Impacts des modèles de pertes sur l’optimisation sur cycle d’un ensemble convertisseur – machine synchrone : applications aux véhicules hybrides

Almost all studies of permanent magnet synchronous machines (PMSM) for for hybrid vehicle applications relate to their performances on a specific point of a driving cycle of the vehicle (the base point, the point at high speed or the most used point). However, these machines often operate at different torques and at different speeds. This thesis studies therefore PMSM performances in order to optimize during an entire driving cycle. In this thesis, the author contributed to develop models of torque, field weakening, copper losses and iron losses and methods of calculating these losses at no-load and at load for four MSAP (three concentrated flux machine and a surface mounted PMSM) and for three driving cycles (New Eurepean Driving Cycle, Artemis-Urban and Artemis-Road). An experimental validation of these models was realized on a test bench with two prototypes of MSAP. Then, the MSAP were sized for a minimization of average power losses during the cycle and of the RMS current at the base point.
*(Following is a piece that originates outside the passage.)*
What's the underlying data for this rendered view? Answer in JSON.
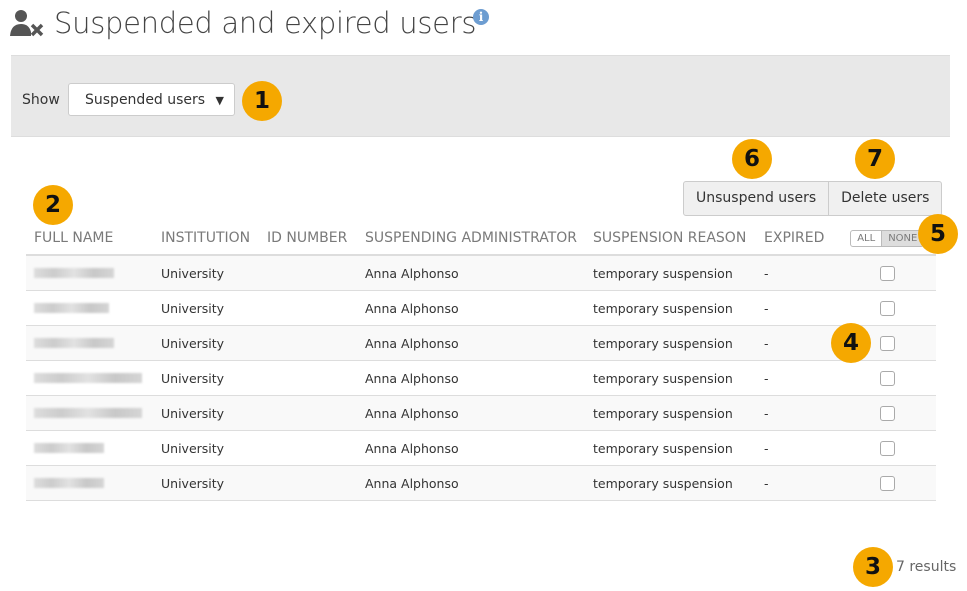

This combination is designed to increase the efficiency of the electrical machine and minimize the size of the associated voltage inverter. This problem of multi-objective optimization was performed using the genetic algorithm, Non-Dominated Sorting Genetic Algorithm (NSGA-II). Thus, a Pareto front of optimal solutions can be derived. The impacts of loss models (at no-load and at load) on the PMSM optimization during the cycle are studied and the interest of each model is presented. Models and calculation methods proposed in this thesis can be applied to all cycles, at different MSAP and for other applications.